Electrical grounding (also called earthing!) offers another facet of this wisdom. Electrical grounding creates a safe path for excess power to escape a system. It’s a safety mechanism for reducing the risk of shock, electrocution, and fires.
If you’ve ever shuffled across a carpet in warm, fluffy socks and then touched a metal doorknob (or an unsuspecting family member), you may have gotten a little shock from static electricity. You were carrying an excess charge, and that power didn’t have a safe place to go, so it got released in a sudden burst that probably was more surprising than painful. In some systems, more excess power can build up than what we experience from shuffling around in fluffy socks, and that excess power can be destructive.
We also can carry around a bit of an excess charge sometimes.

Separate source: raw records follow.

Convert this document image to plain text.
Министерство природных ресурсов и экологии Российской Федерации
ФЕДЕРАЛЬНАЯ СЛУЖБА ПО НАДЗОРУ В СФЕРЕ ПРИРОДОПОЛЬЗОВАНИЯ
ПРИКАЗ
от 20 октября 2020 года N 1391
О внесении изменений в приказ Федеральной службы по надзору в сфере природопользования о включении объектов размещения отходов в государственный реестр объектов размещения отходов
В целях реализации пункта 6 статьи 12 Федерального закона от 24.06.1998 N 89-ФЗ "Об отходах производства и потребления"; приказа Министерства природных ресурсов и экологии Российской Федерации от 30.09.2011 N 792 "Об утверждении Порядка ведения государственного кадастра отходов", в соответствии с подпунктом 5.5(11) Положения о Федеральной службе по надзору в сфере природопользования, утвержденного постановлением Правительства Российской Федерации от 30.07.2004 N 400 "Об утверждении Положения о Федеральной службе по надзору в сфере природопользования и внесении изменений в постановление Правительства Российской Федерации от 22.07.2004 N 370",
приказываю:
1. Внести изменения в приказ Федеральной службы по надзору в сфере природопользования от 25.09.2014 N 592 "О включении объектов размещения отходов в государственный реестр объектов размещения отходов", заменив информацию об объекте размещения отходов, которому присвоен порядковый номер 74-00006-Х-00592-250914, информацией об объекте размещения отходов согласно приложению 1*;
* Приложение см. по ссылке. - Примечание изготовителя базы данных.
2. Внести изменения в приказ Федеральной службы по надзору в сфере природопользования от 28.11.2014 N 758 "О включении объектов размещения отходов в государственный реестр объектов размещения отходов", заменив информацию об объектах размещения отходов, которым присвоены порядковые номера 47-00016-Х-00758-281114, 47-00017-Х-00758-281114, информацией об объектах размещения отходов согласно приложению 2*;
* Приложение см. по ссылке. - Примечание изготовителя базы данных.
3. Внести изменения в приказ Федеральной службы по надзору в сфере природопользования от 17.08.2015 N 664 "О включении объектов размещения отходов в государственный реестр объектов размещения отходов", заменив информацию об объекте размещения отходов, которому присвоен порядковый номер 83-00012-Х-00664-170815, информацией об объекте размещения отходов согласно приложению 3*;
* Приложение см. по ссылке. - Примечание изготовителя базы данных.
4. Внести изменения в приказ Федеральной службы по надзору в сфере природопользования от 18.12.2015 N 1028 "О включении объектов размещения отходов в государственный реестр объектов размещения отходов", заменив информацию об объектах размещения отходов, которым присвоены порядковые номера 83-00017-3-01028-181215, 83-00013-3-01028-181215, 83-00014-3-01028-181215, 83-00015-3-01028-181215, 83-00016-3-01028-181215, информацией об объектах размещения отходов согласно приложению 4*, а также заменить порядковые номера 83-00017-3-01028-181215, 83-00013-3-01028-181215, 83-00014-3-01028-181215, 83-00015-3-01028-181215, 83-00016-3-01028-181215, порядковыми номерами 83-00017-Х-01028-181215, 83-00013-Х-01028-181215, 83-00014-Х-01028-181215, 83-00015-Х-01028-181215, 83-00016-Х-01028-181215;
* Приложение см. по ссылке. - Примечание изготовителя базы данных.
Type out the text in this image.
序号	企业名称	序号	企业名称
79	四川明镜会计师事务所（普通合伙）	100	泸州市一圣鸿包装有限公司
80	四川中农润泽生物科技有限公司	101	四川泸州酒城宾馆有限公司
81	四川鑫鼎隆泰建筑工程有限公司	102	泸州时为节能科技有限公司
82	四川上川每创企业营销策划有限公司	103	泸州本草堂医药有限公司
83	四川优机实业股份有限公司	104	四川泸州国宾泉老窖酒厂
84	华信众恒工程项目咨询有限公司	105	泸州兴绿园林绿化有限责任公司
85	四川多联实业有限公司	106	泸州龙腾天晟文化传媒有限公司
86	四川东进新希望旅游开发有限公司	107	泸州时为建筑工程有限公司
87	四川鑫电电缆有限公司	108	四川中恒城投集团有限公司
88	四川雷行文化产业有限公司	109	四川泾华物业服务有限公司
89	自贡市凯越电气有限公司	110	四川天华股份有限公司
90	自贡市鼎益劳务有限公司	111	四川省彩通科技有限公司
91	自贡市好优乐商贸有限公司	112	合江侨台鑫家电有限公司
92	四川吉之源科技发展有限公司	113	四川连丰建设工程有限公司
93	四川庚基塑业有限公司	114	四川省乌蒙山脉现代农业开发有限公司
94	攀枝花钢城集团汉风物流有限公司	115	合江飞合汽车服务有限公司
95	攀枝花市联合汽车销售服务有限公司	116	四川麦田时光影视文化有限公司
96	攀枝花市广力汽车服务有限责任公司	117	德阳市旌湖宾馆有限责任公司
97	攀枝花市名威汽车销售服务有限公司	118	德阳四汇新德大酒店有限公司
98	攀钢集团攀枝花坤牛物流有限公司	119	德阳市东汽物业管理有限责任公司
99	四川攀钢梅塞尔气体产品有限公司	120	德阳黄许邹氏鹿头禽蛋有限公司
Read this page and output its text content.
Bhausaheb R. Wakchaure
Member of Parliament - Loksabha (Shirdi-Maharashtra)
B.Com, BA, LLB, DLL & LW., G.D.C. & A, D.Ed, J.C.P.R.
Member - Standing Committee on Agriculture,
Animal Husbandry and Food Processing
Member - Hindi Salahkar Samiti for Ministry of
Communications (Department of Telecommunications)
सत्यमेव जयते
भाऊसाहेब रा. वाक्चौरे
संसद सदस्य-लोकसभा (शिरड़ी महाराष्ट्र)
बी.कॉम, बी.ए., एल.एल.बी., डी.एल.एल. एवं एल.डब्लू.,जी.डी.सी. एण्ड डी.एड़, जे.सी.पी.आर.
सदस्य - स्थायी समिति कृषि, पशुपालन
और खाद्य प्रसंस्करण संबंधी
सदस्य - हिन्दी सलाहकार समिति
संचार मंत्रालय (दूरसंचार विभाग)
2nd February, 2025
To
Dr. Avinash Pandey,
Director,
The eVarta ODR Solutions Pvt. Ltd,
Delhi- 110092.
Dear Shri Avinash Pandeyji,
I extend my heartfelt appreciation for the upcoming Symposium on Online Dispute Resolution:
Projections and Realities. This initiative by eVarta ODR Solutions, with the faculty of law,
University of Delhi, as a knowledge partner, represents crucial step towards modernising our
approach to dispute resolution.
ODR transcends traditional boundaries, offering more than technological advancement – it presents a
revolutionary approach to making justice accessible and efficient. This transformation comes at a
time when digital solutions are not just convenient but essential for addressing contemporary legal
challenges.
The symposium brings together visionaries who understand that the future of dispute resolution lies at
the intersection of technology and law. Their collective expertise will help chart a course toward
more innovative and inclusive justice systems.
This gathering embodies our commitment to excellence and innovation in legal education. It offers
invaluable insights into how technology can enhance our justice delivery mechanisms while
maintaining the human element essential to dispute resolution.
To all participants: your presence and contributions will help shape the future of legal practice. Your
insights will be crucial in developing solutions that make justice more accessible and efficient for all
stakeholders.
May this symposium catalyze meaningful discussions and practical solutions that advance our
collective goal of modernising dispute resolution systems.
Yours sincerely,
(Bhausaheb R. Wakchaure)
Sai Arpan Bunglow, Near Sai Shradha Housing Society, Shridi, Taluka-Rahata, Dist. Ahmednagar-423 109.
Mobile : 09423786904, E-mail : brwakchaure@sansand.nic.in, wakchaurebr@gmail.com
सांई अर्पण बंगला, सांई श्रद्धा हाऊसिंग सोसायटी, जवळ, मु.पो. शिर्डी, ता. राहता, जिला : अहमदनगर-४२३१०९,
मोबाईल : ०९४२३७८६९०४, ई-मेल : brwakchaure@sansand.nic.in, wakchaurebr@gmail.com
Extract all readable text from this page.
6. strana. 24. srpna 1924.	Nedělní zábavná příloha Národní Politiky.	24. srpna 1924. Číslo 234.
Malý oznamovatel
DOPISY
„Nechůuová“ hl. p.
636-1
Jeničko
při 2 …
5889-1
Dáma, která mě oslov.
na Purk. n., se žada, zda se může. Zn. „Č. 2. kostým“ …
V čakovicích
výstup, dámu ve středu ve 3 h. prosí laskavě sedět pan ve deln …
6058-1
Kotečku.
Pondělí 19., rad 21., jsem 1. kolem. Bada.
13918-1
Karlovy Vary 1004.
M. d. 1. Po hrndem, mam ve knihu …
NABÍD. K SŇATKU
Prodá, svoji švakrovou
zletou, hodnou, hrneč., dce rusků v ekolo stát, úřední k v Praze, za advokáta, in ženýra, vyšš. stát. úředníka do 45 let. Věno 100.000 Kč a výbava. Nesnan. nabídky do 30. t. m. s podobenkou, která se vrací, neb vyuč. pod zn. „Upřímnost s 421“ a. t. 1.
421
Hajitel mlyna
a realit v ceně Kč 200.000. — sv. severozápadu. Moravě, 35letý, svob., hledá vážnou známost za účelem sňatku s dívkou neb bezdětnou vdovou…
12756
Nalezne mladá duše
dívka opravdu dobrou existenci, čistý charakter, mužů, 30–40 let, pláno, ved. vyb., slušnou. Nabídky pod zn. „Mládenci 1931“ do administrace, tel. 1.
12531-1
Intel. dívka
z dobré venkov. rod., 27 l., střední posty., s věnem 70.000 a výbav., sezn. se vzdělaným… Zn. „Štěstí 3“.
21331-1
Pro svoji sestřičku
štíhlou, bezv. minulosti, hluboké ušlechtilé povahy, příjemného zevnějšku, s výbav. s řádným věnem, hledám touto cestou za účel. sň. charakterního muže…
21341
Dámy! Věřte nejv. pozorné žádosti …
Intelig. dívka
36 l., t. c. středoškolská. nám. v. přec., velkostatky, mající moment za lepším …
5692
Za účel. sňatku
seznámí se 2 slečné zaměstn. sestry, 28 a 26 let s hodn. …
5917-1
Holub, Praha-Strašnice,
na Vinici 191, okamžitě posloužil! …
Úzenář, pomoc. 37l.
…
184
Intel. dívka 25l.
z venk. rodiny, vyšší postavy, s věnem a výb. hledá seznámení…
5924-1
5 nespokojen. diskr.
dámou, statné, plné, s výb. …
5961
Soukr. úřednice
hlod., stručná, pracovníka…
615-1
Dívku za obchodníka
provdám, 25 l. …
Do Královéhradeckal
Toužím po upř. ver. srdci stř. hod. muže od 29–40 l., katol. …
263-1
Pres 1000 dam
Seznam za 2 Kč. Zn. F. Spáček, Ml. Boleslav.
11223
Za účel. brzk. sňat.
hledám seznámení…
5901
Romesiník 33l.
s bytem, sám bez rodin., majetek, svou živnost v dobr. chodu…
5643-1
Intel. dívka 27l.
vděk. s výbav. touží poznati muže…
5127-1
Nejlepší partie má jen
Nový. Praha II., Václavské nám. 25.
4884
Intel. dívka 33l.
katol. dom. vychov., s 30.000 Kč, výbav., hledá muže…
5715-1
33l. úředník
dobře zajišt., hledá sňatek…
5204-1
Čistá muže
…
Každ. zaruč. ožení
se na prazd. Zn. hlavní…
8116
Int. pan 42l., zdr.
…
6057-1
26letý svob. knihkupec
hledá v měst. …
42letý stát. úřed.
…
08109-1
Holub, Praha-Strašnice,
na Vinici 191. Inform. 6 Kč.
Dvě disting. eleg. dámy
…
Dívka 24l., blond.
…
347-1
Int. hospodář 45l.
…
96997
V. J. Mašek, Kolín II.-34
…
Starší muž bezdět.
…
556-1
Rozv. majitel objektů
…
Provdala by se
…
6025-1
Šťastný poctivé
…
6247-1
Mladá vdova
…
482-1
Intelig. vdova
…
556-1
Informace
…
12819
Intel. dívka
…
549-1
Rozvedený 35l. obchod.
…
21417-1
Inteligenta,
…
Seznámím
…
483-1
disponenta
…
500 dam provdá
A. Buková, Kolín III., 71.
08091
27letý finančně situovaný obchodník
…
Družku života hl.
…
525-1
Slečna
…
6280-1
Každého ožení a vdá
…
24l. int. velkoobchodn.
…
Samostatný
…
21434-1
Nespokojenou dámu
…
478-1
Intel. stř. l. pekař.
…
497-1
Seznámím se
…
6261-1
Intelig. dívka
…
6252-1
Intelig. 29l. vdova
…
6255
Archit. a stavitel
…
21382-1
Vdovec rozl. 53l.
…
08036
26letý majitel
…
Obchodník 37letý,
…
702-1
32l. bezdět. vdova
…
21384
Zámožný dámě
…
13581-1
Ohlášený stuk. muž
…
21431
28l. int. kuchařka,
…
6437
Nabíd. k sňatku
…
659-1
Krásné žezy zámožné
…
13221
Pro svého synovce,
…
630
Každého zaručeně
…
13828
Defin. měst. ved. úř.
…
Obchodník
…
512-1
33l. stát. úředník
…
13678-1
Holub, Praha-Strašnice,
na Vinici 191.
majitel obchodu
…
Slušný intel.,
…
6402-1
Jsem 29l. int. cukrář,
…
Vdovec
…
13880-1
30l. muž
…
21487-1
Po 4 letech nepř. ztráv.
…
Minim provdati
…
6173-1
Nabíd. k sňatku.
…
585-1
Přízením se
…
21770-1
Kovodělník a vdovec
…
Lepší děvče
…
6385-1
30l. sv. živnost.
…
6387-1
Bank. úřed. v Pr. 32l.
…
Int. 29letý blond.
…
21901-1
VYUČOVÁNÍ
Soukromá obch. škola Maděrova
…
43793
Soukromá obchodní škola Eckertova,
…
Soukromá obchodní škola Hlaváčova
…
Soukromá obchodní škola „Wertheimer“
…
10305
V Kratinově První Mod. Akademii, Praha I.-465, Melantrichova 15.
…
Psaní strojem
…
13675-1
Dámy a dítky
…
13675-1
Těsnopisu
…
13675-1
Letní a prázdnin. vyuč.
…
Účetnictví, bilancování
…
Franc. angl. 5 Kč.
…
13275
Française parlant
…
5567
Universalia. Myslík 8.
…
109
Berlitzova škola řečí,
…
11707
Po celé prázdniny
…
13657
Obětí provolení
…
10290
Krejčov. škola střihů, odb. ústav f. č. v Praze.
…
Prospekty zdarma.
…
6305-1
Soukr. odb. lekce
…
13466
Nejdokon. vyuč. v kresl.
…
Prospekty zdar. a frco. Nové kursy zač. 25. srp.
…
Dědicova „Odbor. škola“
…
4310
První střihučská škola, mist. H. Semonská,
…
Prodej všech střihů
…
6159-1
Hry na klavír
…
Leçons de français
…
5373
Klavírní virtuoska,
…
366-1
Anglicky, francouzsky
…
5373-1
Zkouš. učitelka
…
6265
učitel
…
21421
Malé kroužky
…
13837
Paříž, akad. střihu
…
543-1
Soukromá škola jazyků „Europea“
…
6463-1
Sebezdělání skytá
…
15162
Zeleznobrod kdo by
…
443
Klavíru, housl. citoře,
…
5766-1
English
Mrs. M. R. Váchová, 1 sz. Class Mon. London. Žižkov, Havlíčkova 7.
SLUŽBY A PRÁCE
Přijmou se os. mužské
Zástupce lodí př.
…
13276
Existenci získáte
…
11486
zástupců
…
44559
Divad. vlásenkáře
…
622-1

We hold onto judgments, anger, indignation, resentment, false perceptions, imagined motivations, and all sorts of other things that can be destructive in our relationships and communities. If we don’t practice a bit of earthing, that excess charge can cause the emotional and psychological equivalent of electrocutions or fires.
So, maybe a piece of grounding as a spiritual practice is also giving some of that charge a safe place to escape our system. Maybe a piece of grounding is not only settling into the trust we have for gravity and the connection we have to the Divine or inner wisdom. Maybe grounding is also recognizing that our perceptions may be wrong. That the stories we are telling about other people may be incomplete. That our connections with other people are worth protecting from emotional electrocution.
Then, we can give some of that excess charge back to Earth. Or release it into the ether. Or however else we want to safely imagine it leaving our systems. And in letting that excess charge escape, maybe we open space for reconciliation and repair.
All of the earthy parts of us already know this. There may be other parts of us that feel like it’s really important to hold onto all of the excess charge. Maybe it gives us a sense of power or makes us feel protected. Grounding is a way of reminding those parts of us that we are safe, that we can choose to trust, and that there is a different sort of power in that choice—a power that’s less likely to destroy something we care about.
May all of your parts be nourished by your practice of grounding or earthing, however that takes shape for you. And may it be a place to recalibrate, release what isn’t needed, and restore a sense of being connected and upheld.